О, Господи! Перед лицом этой чуткой женщины я начинаю чувствовать себя самозванкой. Почему, черт возьми, Максим заставляет меня проходить через это? Врать его очевидно больной матери — разве это законно?
— Ты просто красавица, — она с улыбкой переводит взгляд с меня на Максима и обратно. — Бедный сынок, у тебя не было и шанса.
Я смущенно опускаю глаза, ощущая на себе взгляд двух пар одинаковых зеленых глаз.
— Ты как всегда права, мам, — Максим обвивает мои плечи руками и притягивает к себе, запечатлевая быстрый поцелуй на виске.
Даже этого мимолетного прикосновения его теплых сухих губ оказывается достаточно, чтобы кровь ускорила свой бег по венам, а тело мелко задрожало, будто в приступе лихорадки. Я вспыхиваю. Попытка дистанцироваться от этих ощущений ни к чему не приводит — организм словно живет по своим правилам, не пересекаясь с доводами рассудка.
— Пойдем к столу, — с порозовевшими от удовольствия щеками предлагает Ирина. — Папа разговаривает по телефону, но скоро спустится.
Ужин накрыт в зимнем саду. Просторная оранжерея заставлена всевозможными растениями. Угасающее осеннее солнце проникает в помещение через огромные от пола до потолка окна, выходящие на живописный пруд.

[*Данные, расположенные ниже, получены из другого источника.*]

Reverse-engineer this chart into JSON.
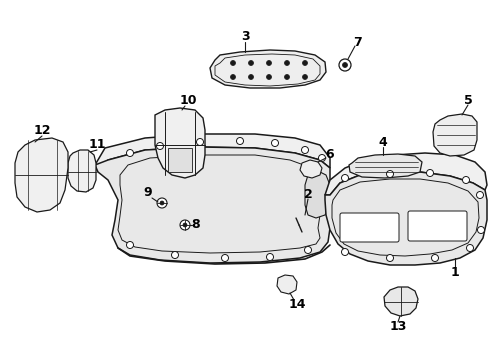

— У вас очень красиво, — замечаю я.
— Я в восторге от этого места, — отзывается Ирина. — Мы долго жили в городе, потому что так было удобнее, но когда Максим подрос и стал самостоятельным, я убедила Игоря перебраться сюда.
Пока я с восторгом оглядываю сад, Андреев галантно ухаживает за матерью, пододвигая для нее кресло. Когда она присаживается, он поворачивается ко мне и проделывает то же самое.
Я опускаюсь на стул, пробормотав слова благодарности, и замечаю на себе изучающий взгляд Ирины.
— Прости, если мой вопрос прозвучит бестактно, — произносит она. — Мы раньше не встречались? Меня не покидает ощущение, что твое лицо мне знакомо.
— Я не думаю. Я бы вас обязательно запомнила.
— Влада работала моделью, — замечает Максим, занимая место за столом рядом со мной. — Возможно ты видела ее в журналах.
Мысленно отмечаю, что он сказал о моей работе в прошедшем времени, но не заостряю свое внимание на этом моменте. Глупо будет сейчас пытаться доказать свою финансовую независимость перед его мамой.
— Вот как, — Ирина улыбается. — Тогда это все объясняет.
С шумными извинениями в комнату заходит Игорь Андреев. Он обнимает Максима и тепло приветствует меня, словно в моем присутствии здесь нет ничего особенного, но прежде чем опуститься на свой стул, нежно касается губами виска жены.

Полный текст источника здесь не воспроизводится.